- Born: Jean Annette Watters 15 October 1925 Bury St Edmunds, Suffolk, England
- Died: 15 September 2018 (aged 92) Omaha, Nebraska, United States
- Occupation: Cryptanlyst

= Jean Briggs Watters =

WWII codebreaker

Jean Annette Watters (née Briggs; 15 October 1925 – 15 September 2018) was an English cryptanalyst. During World War II, she was a member of the Women's Royal Naval Service and one of around ten thousand women enlisted to decrypt the German Enigma machine code at Bletchley Park. She never revealed details of her work.

==Biography==
Jean Briggs Watters was born in Bury St Edmunds in Suffolk, England on 15 October 1925, the eldest of three sisters. She attended art school in Cambridge before deferring her studies to join the Women's Royal Naval Service. She was one of some ten thousand women assigned to the top-classified Ultra programme that the British Government instituted at Bletchley Park in Buckinghamshire in order to decrypt the German Enigma machine code; she was tasked with operating an electromechanical device known as a bombe. She was instructed to tell anyone who inquired about her occupation that she was a London bus driver. She kept the truth about her contribution to the British war effort secret for the rest of her life.

Briggs married United States Army Air Corps B-17 pilot John Watters at St Mary's Church, Westley soon after Victory in Europe Day.
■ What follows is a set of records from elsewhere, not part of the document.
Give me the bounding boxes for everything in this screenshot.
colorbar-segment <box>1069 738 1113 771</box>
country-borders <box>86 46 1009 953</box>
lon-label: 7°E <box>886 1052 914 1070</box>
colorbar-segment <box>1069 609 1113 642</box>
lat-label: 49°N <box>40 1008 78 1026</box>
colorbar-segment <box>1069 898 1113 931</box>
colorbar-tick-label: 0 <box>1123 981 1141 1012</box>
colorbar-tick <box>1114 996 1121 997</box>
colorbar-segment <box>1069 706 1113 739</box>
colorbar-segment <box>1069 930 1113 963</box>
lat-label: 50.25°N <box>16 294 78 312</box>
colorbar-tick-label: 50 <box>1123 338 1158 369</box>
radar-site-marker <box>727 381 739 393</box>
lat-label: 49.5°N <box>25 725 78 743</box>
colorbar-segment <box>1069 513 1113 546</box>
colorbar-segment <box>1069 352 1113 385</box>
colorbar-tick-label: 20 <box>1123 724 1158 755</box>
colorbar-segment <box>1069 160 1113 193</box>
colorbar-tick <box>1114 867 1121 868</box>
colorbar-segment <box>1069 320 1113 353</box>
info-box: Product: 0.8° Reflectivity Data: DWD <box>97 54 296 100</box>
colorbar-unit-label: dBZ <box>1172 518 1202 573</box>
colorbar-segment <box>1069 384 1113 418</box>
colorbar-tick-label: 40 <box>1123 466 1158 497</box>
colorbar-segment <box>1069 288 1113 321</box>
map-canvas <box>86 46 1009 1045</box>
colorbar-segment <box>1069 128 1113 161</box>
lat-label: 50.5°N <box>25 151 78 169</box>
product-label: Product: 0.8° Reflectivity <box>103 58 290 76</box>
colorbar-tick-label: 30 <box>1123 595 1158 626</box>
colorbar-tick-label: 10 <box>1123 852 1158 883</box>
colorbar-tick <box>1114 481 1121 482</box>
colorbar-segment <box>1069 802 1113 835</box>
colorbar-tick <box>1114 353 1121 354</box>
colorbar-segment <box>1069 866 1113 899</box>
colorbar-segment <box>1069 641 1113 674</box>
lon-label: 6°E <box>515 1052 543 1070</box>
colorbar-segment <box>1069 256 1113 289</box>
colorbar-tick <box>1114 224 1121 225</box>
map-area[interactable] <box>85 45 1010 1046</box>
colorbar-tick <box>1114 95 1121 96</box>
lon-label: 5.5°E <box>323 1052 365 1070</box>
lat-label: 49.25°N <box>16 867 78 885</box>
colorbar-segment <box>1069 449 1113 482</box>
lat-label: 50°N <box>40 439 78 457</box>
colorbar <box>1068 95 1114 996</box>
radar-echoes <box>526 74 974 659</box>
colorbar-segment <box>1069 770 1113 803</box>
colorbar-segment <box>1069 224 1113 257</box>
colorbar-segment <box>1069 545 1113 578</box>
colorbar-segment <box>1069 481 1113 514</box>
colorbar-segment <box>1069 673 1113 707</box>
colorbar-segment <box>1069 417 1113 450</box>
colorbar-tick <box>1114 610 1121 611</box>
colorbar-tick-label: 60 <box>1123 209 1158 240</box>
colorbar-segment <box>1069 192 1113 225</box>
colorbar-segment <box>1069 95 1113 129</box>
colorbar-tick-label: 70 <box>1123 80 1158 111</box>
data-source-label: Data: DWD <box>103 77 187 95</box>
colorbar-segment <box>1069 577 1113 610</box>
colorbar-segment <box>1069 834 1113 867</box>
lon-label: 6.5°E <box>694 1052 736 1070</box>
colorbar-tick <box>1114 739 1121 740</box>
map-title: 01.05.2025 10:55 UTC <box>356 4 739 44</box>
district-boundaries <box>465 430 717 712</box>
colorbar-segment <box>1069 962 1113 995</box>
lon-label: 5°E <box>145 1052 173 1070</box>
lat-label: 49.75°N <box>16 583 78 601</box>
She was released from her service in the Royal Navy in order to begin her new life with her husband. The Watterses had six children. Although the couple moved to the United States in 1969, Watters remained a British subject despite pleas from her husband to take up American citizenship. Watters was principally a homemaker, but she was also an accomplished artist; her work ranged from birthday cards that she created for her children to paintings that were exhibited, although she refused all offers from admirers who asked to purchase her work. She also volunteered as a public school librarian and a tutor, regularly opening her home during the holiday period to help disadvantaged children. Her leisure activities included gardening, contract bridge and mahjong, both of which she played to a high level, and she was an expert cook with a large repertory of recipes that she shared with friends across the world.

In 2009, Watters's work in the Ultra programme was declassified and her work was acknowledged by Gordon Brown, the British Prime Minister. She was awarded a medal for her service. Watters died on 15 September 2018 in Omaha, Nebraska. At the request of her eldest son, Robin Watters, she was buried with full British military honours at the Omaha National Cemetery on 24 September. Her work at Bletchley is featured in an interactive display in the United States Air Force hangar at the Imperial War Museum at Duxford.